Korespondencja z Kijowa
Od początku tygodnia znowu słychać z megafonów alarmy i komunikaty: „Proszę kierować się do schronów”. Nikt się nie kieruje, może poza nowymi w mieście obcokrajowcami. Nie pojawiła się też żadna rosyjska rakieta.
– Wszyscy oczekują ostrzałów. Nie ma złudzeń, że rocznicowy tydzień przejdzie w ciszy. To byłoby zaskoczenie. Putin może decydować o atakach rakietowych każdego dnia. Zapewne zechce zepsuć nam nastrój, bo w całym świecie z okazji rocznicy mówi się, jak się Ukraińcy trzymają, jak walczą – podkreśla Kristina Berdynskych, ukraińska dziennikarka, pisująca dla mediów zachodnioeuropejskich. Od początku inwazji każdego rana wpisuje na swoim koncie twitterowym krótki komunikat po angielsku, który to dzień wielkiej wojny – w środę napisała Day 364 – a do tego, jak zwykle, symbol zaciśniętej pięści, niebiesko-żółta flaga i #Ukraine.
Od strony Białorusi
Rozważania dotyczą ostrzałów – kiedy, z jakim natężeniem.

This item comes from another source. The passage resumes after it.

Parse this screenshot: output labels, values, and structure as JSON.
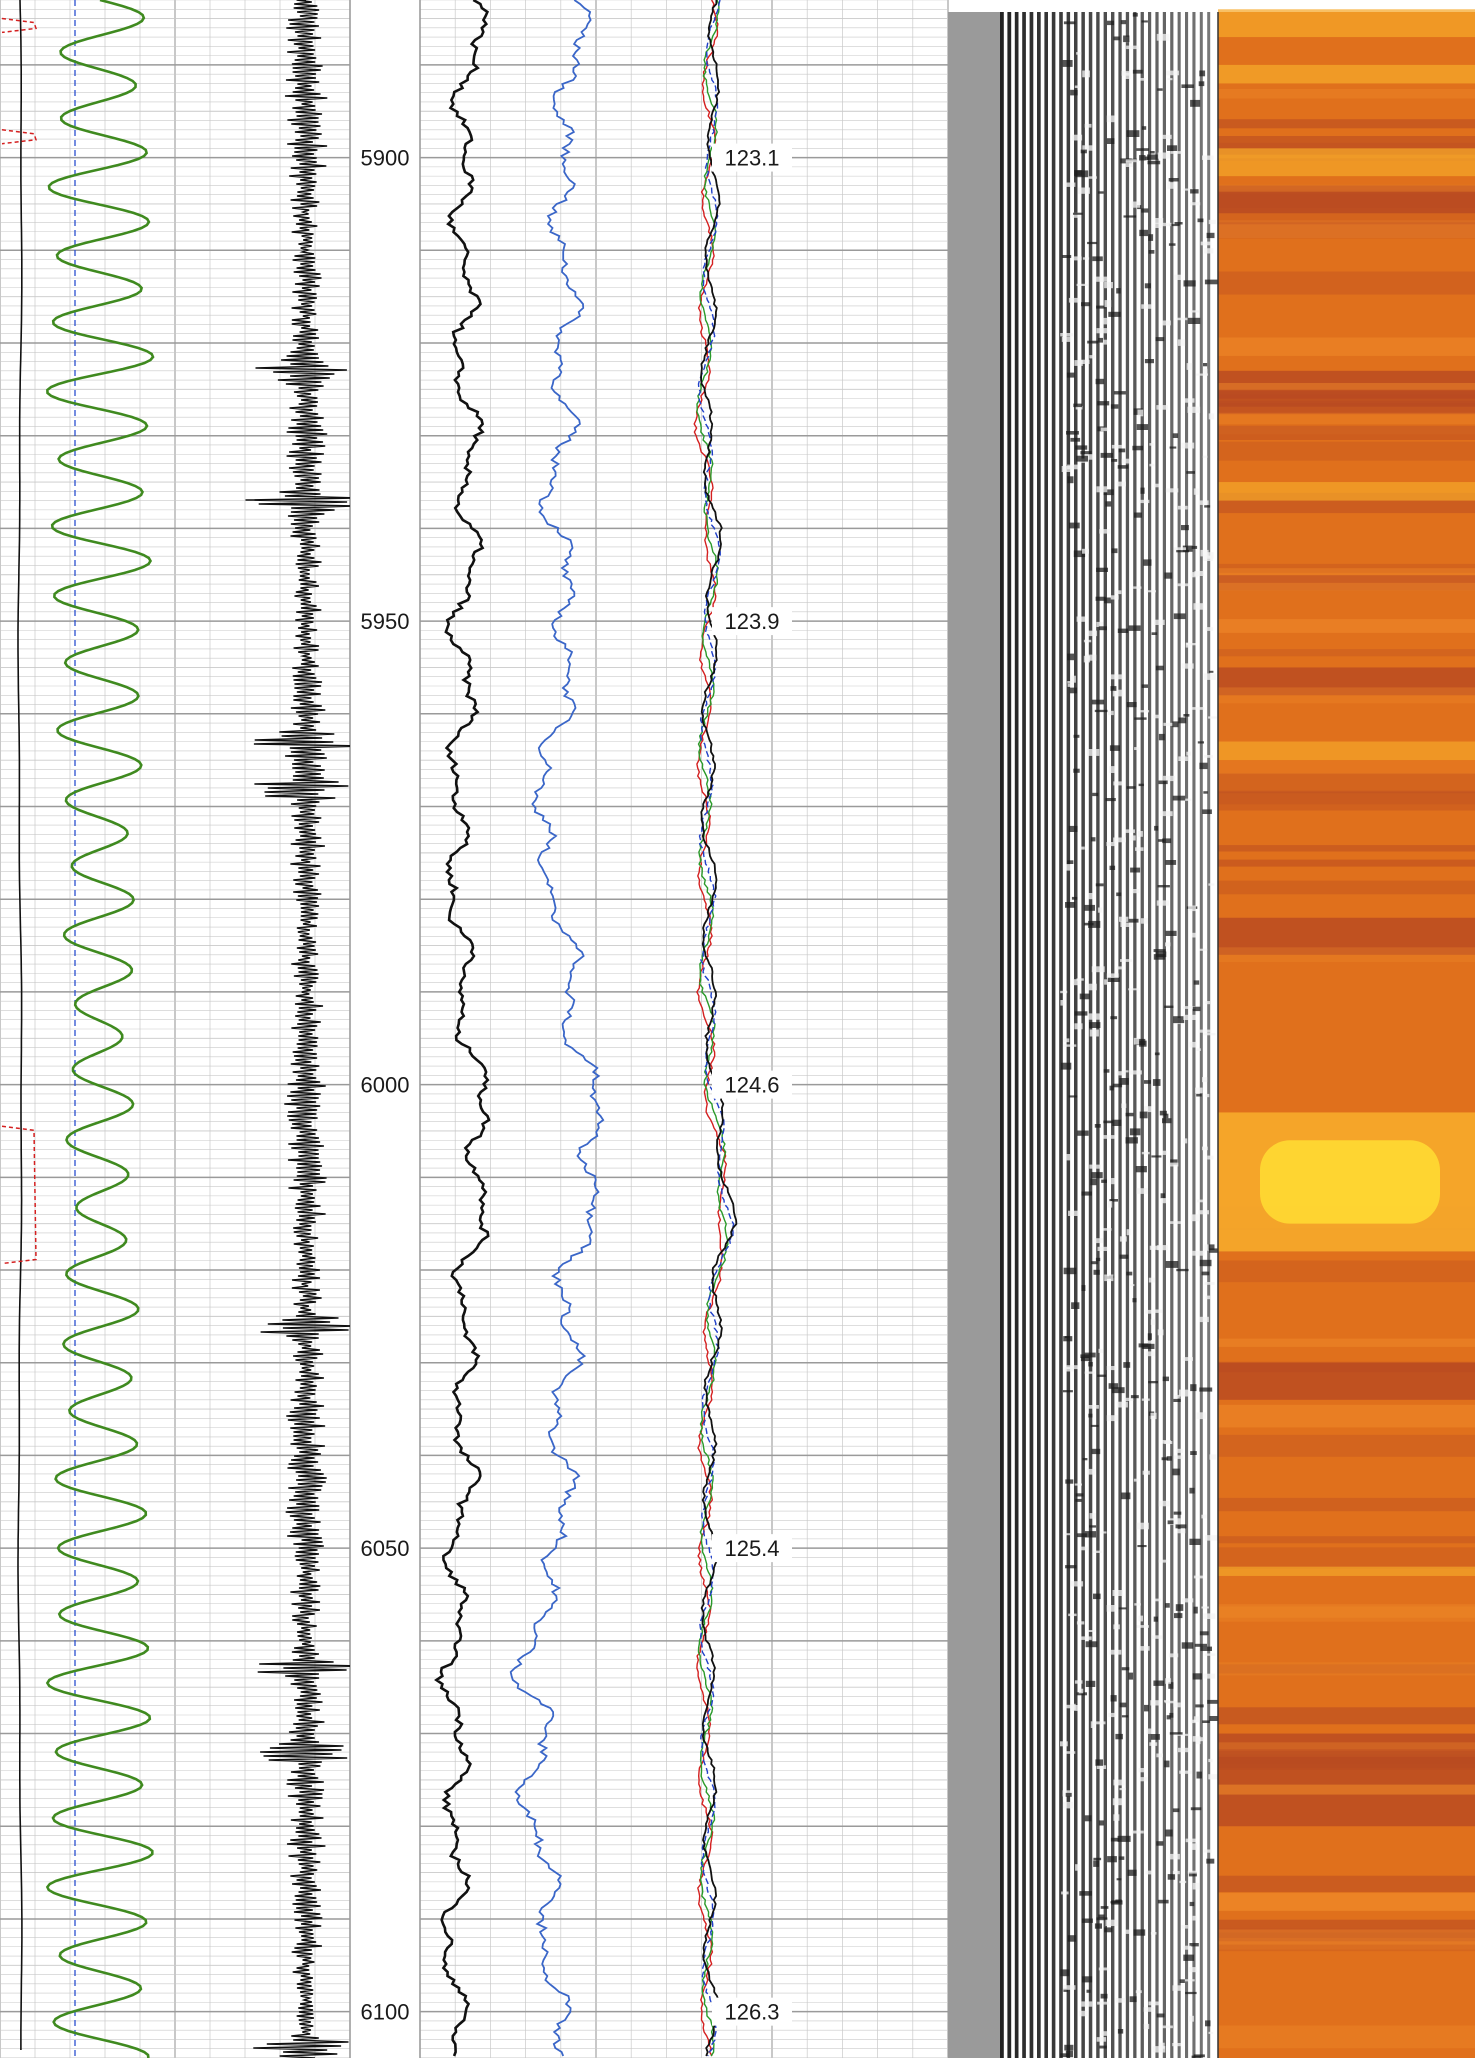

Ale niektórzy stawiają pytanie, czy Rosjanie nie spróbują podejść pod stolicę jak rok temu, wysłać wojska desantowe, czołgi i masę żądnych mordów i grabieży rekrutów. Z sojuszniczej Białorusi mają niedaleko. – Teraz nie byłoby im tak prosto. Wtedy było tu mało naszych wojskowych, teraz jesteśmy dużo silniejsi – mówi Andrij Hołowin, najważniejszy prawosławny ksiądz w podkijowskiej Buczy, która była okupowana przez miesiąc i doświadczyła rosyjskich zbrodni wojennych.
Czytaj więcej
Ponowny atak na Kijów będzie dużym błędem Rosjan, ponieważ ukraińskie wojsko przygotowało dla naj...
Moi inni rozmówcy są jeszcze bardziej niż ojciec Andrij przekonani, że marsz z północy na Kijów jest dzisiaj niemożliwy.